Les données montrent que les pays à revenu intermédiaire représentent désormais une part croissante d'enfants non protégés, c'est-à-dire des enfants qui ne reçoivent pas au moins certaines doses de vaccin. L'Inde connaît une baisse particulièrement importante, la couverture du DTP-3 est passé de 91% à 85%. Alimentée par le manque de financement, la désinformation sur les vaccins, l'instabilité et d'autres facteurs, un tableau troublant se dessine également dans les Amériques, où la couverture vaccinale continue de baisser. Seulement 82% des enfants sont complètement vaccinés avec le DTC, contre 91% en 2016.
Les pays risquent une résurgence de la rougeole et d'autres maladies évitables par la vaccination
Même avant la pandémie de Covid-19, les taux mondiaux de vaccination des enfants contre la diphtérie, le tétanos, la coqueluche, la rougeole et la polio étaient au point mort depuis plusieurs années à environ 86%. Ce taux est bien inférieur aux 95% recommandés par l'OMS pour se protéger contre la rougeole - souvent la première maladie à réapparaître lorsque les enfants ne sont pas vaccinés - et insuffisant pour arrêter d'autres maladies évitables par la vaccination.
Avec de nombreuses ressources et du personnel détournés pour soutenir la riposte à la Covid-19, il y a eu des perturbations importantes dans la prestation des services de vaccination dans de nombreuses régions du monde. Dans certains pays, les cliniques ont été fermées ou les heures d'ouverture réduites, tandis que les gens peuvent avoir été réticents à se faire soigner par peur de la transmission ou ont eu des difficultés à accéder aux services en raison des mesures de verrouillage et des perturbations des transports.
Réinvestir d’urgence dans la vaccination de routine
Alors que les pays s'efforcent de regagner le terrain perdu en raison des perturbations liées à la Covid-19, l'UNICEF, l'OMS et des partenaires comme Gavi, l'Alliance pour le vaccin, soutiennent les efforts visant à renforcer les systèmes de vaccination.
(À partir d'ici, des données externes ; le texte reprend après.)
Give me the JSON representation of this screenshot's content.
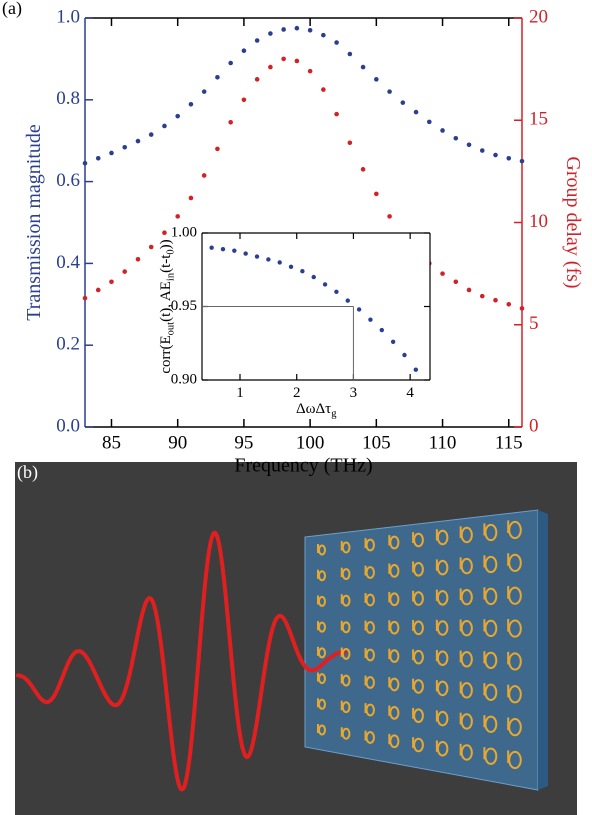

Leurs efforts portent sur le rétablissement des services et les campagnes de vaccination afin que les pays puissent mettre en œuvre en toute sécurité des programmes de vaccination de routine pendant la pandémie. L’ONU et ses partenaires aident également les agents de santé et les dirigeants communautaires à communiquer activement avec les soignants pour expliquer l'importance des vaccinations.
Rectifier les lacunes dans la couverture vaccinale est un autre défi important, notamment l’identification des communautés et les personnes qui ont été oubliées pendant la pandémie. L’UNICEF, l’OMS et Gavi veillent aussi à ce que la livraison des vaccins contre la Covid-19 soit planifiée et financée de manière indépendante et qu'elle se déroule parallèlement, et non aux dépens, des services de vaccination des enfants. Les trois organisations appuient également la mise en œuvre de plans nationaux pour prévenir et répondre aux épidémies de maladies évitables par la vaccination, et renforcer les systèmes de vaccination dans le cadre des efforts de relèvement de la Covid-19.
L’ONU rappelle que l'Agenda mondial de vaccination 2030 fixe des objectifs ambitieux à atteindre au cours des 10 prochaines années : une couverture de 90% pour les vaccins essentiels pour les enfants ; réduire de moitié le nombre d'enfants entièrement non vaccinés, et augmenter l'utilisation de nouveaux vaccins vitaux tels que le rotavirus ou le pneumocoque dans les pays à revenu faible et intermédiaire.